Was ist eine Schuldnerberatung?

Die Schuldnerberatung hilft Menschen, die überschuldet oder von Überschuldung bedroht sind. Die Mitarbeitenden der Schuldnerberatungsstellen unterstützen dabei, die Schulden zu tilgen oder zu reduzieren und die Existenz zu sichern. Darüber hinaus beraten sie, wie die sozialen und psychischen Folgen der finanziellen Krise bewältigt werden können.

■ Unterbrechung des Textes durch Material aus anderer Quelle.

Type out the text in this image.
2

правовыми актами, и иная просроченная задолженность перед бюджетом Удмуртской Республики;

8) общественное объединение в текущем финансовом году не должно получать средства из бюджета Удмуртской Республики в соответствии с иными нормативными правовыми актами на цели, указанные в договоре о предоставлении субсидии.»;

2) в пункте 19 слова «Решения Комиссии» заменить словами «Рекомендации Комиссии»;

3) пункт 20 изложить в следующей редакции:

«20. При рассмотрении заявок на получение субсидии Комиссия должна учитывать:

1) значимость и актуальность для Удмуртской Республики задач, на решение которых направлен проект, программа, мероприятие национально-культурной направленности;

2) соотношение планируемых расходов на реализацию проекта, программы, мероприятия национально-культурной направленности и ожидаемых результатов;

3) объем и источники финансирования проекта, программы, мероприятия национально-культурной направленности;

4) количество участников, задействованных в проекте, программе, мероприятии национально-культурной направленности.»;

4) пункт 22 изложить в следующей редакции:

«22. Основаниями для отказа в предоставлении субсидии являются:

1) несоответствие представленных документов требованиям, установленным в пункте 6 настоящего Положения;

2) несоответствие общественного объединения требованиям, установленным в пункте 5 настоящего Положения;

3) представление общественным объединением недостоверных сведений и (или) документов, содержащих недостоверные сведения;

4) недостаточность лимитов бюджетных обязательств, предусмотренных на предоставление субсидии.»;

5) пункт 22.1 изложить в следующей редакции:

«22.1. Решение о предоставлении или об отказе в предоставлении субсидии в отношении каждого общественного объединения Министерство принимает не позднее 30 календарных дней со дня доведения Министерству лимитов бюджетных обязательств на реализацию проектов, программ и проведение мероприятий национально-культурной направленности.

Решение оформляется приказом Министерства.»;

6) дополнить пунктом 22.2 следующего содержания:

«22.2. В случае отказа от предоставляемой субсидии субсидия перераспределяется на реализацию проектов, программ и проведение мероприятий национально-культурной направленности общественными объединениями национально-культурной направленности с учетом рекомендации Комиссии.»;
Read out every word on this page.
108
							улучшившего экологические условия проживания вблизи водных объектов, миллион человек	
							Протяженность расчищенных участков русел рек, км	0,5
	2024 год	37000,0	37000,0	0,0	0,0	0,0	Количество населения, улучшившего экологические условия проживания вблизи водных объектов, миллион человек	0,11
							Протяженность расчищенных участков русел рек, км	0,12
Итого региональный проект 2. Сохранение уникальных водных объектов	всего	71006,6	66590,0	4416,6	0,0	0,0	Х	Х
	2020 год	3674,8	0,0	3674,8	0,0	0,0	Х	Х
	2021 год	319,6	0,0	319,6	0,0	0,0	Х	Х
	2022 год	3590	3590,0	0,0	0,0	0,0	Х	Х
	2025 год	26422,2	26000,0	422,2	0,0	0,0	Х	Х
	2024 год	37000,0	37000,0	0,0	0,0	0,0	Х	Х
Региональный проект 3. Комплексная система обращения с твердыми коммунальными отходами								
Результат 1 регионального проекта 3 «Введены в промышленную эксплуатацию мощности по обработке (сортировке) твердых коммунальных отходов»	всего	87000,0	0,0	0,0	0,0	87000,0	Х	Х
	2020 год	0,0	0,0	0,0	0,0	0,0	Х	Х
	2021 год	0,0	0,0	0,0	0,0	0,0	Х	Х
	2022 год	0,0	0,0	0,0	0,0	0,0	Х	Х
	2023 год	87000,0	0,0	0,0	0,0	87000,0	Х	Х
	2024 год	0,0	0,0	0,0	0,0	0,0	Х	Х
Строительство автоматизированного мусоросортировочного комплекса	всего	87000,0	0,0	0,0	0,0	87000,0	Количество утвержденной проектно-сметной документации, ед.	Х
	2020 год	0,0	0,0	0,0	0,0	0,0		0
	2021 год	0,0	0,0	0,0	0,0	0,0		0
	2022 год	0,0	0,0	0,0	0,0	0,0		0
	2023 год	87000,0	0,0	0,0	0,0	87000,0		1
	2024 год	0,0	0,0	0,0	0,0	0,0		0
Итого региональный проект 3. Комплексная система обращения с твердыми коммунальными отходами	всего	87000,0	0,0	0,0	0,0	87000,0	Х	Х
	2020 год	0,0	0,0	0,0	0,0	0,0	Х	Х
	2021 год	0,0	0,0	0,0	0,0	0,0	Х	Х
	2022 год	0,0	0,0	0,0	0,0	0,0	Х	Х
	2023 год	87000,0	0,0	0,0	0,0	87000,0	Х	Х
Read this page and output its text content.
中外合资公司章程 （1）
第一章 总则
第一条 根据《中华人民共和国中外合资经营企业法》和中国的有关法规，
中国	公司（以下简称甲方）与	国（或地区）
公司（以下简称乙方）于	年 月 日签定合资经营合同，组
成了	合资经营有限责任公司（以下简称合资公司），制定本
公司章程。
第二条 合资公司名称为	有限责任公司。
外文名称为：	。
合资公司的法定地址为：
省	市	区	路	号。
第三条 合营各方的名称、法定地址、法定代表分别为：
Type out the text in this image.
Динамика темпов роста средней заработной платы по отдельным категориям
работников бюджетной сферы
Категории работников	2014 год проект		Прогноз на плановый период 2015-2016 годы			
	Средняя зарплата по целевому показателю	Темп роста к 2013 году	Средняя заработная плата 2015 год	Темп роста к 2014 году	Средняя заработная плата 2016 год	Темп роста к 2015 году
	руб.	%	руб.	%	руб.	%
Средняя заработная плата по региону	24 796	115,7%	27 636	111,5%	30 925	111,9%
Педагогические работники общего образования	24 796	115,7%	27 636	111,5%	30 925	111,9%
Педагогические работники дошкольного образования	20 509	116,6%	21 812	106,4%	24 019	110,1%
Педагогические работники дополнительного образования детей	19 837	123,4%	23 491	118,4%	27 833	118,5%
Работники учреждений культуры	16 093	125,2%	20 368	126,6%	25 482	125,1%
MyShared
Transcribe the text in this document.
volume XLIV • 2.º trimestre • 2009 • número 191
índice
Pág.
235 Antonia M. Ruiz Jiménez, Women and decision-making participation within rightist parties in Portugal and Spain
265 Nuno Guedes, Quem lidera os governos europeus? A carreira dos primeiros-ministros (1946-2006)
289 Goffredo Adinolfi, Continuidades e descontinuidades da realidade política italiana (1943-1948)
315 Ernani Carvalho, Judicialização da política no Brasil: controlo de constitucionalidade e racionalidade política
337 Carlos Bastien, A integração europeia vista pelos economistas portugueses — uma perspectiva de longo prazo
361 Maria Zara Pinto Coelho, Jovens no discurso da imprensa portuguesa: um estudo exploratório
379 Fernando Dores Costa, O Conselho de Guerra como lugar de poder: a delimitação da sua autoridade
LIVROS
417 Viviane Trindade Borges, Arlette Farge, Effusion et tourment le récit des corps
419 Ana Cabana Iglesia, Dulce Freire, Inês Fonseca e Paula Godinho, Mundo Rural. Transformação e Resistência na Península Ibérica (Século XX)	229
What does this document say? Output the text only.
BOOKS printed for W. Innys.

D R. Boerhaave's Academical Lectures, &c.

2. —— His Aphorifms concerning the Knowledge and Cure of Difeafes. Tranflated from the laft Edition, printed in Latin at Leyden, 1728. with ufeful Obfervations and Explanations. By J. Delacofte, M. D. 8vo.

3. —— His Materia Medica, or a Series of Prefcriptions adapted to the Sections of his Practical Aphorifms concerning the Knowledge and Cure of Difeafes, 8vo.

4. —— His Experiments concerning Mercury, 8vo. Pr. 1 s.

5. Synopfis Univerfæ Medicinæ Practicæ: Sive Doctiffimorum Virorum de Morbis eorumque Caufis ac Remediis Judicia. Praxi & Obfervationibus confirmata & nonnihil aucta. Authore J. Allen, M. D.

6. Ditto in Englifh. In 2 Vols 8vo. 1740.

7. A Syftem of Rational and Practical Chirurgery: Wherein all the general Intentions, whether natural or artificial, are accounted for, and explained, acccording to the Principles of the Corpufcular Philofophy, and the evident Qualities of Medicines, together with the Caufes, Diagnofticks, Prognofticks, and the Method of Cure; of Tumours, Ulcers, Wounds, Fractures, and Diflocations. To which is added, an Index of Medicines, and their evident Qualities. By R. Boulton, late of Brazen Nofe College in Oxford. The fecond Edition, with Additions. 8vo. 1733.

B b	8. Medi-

Was bedeutet Überschuldung?

Ein Privathaushalt gilt als überschuldet, wenn das Einkommen nicht ausreicht, um die Lebenshaltungskosten und Rechnungen zu begleichen. Hauptauslöser für Überschuldung privater Haushalte sind Arbeitslosigkeit, Trennung, Scheidung, Krankheit oder Tod des Lebenspartners.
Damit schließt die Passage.